J August Richards is living the surreal life. As a fan, a comic-book collector, he spent his childhood fantasizing about superheroes he is now surrounded by.
“To be able to participate, it’s one of those full-circle moments,” he says on a break from filming a new bravo series, Girlfriends’ Guide to Divorce. “It’s pretty hard to digest.”
He knew he was living the dream when he saw the first trailer for Agents of S.H.I.E.L.D.. “I saw myself as Mike fly out that window and catch that woman,” he describes. “I thought, I’m done, I’ve done everything I came to do.”
But of course, Agents of S.H.I.E.L.D. had more in mind for his character Mike, now Deathlok. And Richards has some hopes for the character who began the series as a father, acting for the best interests of his son.
“I really connect to him as a human being before the super powers got involved,” Richards says. “His intention has never changed and I would love to see him have a moment where that is redeemed.”
Richards’ enthusiasm for working in the genre today is clear, even over the phone. The sci-fi comic-book scene is experiencing a renaissance in the mainstream and at the same time managing to satisfy a hardcore audience that can be the toughest to serve. Guardians of the Galaxy’s release this summer shows that even a lesser-known comic book can draw people out and satisfy the nerds.
“It’s attracting the best talent in the business in terms of directors, writers and actors,” he says. “It’s interesting to watch a Robert Downey Jr interpret Iron Man, something you imagined as a kid.”
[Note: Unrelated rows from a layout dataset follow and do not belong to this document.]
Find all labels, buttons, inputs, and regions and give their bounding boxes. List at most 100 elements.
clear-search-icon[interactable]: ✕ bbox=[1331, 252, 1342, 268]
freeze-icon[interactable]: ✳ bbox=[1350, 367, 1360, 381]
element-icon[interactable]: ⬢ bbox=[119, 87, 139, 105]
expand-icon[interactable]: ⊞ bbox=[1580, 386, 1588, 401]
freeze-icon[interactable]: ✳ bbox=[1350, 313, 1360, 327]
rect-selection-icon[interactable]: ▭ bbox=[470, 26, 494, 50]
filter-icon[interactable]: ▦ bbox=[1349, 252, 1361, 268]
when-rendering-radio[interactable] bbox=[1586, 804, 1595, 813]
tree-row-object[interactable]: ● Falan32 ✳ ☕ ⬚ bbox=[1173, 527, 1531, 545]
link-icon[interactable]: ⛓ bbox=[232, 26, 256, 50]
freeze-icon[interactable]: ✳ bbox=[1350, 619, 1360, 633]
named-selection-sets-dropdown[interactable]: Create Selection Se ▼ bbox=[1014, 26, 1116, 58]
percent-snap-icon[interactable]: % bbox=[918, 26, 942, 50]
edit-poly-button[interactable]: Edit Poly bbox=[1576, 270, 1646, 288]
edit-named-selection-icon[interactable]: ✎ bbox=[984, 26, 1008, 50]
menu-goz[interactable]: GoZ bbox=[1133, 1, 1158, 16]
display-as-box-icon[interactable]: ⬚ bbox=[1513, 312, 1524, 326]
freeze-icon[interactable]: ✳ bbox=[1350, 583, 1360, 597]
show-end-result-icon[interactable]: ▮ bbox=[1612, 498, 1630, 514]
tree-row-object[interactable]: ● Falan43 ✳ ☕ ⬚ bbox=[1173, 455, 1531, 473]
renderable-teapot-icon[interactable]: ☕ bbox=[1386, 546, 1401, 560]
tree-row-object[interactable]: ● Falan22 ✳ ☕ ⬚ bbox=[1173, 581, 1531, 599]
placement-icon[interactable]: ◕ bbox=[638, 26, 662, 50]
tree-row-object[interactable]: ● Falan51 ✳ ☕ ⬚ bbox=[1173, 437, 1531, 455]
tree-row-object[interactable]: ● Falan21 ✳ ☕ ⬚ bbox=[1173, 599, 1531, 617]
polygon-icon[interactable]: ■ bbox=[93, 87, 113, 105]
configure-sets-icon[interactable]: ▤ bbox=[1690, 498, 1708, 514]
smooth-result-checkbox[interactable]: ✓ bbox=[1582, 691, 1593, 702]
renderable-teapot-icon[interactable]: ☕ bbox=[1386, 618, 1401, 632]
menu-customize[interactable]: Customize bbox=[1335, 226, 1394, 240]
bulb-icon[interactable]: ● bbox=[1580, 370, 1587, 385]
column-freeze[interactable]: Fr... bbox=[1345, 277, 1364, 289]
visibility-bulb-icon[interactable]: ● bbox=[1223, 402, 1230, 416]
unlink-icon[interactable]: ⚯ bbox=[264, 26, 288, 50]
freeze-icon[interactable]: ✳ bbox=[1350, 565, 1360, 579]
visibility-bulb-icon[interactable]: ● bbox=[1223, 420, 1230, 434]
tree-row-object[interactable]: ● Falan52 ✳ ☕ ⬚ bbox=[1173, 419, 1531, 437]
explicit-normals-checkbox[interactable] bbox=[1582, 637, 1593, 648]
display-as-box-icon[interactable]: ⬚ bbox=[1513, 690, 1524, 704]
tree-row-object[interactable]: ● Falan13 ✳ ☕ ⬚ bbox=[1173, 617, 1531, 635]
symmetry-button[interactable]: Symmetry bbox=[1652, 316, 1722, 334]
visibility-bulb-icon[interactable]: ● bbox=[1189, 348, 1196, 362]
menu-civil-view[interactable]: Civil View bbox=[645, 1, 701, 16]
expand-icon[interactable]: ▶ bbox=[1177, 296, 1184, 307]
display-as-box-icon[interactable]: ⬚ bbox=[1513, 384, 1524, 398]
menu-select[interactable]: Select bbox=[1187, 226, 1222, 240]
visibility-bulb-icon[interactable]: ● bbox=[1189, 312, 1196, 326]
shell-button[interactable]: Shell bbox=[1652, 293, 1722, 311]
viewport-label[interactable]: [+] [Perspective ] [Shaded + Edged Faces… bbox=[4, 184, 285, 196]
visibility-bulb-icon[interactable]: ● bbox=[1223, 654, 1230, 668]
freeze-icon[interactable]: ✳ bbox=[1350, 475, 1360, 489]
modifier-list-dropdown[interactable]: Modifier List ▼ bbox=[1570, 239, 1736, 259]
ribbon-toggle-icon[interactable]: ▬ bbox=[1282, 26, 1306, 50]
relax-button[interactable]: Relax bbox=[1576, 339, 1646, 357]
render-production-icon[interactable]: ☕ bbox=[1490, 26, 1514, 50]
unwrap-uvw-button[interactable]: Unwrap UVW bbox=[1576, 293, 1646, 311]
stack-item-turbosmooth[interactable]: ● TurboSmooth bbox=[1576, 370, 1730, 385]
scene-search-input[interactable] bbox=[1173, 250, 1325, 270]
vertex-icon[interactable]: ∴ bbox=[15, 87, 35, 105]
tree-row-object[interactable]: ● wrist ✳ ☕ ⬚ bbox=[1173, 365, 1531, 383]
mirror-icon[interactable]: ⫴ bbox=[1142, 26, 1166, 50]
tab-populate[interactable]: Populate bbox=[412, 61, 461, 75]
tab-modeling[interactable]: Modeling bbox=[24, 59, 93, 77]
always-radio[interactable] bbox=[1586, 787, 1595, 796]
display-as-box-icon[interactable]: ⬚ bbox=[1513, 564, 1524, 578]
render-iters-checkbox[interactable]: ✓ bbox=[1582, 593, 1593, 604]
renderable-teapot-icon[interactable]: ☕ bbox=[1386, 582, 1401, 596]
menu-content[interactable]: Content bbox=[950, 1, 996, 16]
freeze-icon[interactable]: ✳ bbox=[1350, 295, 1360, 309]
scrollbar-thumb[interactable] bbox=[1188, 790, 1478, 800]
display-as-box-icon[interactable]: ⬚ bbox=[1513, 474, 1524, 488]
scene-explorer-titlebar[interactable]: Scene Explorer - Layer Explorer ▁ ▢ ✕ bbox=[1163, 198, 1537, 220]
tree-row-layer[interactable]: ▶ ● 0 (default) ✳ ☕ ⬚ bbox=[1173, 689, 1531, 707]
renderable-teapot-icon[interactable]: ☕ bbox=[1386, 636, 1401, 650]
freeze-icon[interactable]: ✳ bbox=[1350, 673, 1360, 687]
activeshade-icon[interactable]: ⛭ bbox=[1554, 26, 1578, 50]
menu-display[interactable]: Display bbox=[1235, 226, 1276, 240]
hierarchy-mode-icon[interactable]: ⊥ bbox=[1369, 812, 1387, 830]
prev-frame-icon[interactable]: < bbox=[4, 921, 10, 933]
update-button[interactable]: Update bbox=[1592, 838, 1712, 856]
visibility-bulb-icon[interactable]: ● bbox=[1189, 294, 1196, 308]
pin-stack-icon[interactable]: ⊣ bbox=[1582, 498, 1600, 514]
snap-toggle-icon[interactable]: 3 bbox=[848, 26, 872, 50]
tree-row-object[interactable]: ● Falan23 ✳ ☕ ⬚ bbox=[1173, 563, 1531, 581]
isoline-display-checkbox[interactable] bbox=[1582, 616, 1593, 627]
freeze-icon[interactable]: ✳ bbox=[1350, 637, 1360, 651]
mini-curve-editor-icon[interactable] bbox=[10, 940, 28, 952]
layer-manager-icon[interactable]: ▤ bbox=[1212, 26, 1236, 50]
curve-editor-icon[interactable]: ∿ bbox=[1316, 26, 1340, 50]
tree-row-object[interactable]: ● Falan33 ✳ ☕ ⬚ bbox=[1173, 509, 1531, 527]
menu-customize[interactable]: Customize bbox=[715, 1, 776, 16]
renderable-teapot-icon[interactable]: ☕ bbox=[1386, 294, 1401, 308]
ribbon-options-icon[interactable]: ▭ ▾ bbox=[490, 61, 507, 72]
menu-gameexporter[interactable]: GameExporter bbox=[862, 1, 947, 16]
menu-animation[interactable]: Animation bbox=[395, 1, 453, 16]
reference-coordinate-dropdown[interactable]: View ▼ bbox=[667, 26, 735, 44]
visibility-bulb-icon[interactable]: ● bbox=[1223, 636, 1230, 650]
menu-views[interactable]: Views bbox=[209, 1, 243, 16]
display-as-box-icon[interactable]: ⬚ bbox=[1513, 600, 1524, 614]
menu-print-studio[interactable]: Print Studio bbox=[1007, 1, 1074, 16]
Richards is a full participant in fandom. His twitter feed is littered with retweets of fan art of his characters from S.H.I.E.L.D. and Angel.
“I love them. I honestly do,” Richards says of visiting fan expos and comic cons, like his upcoming visit to Edmonton Expo. “I love to travel, number one, and then number two I love to meet people and interact with people.”
Richards will join Summer Glau, Mads Mikkelsen and others at Edmonton Expo’s third year this weekend. According to organizers, Edmonton Expo is growing at a faster rate than its elder sibling, the Calgary Comic Expo. Now in year three, organizers say the Edmonton Expo is at an equivalent size to what the now decade-old Calgary Expo was in year six.
“We admittedly made a lot of mistakes with Calgary as it grew,” says spokesperson Emily Expo. “We learned from the mistakes and applied those lessons to Edmonton.”
In addition to the media guests, the Expo has maintained a focus on local artists and workshops. The two-and-a-half-days of programming are filled with workshops put on by local artists, comic-book creators and fellow nerds, including Mayor Don Iveson, who is presenting on “Building a Future City.”
“We would like to promote the art of the local artists whenever we can,” Expo says. “It’s the same as the programming: who better to learn about how to break into the comic book market from than a professional in your city?”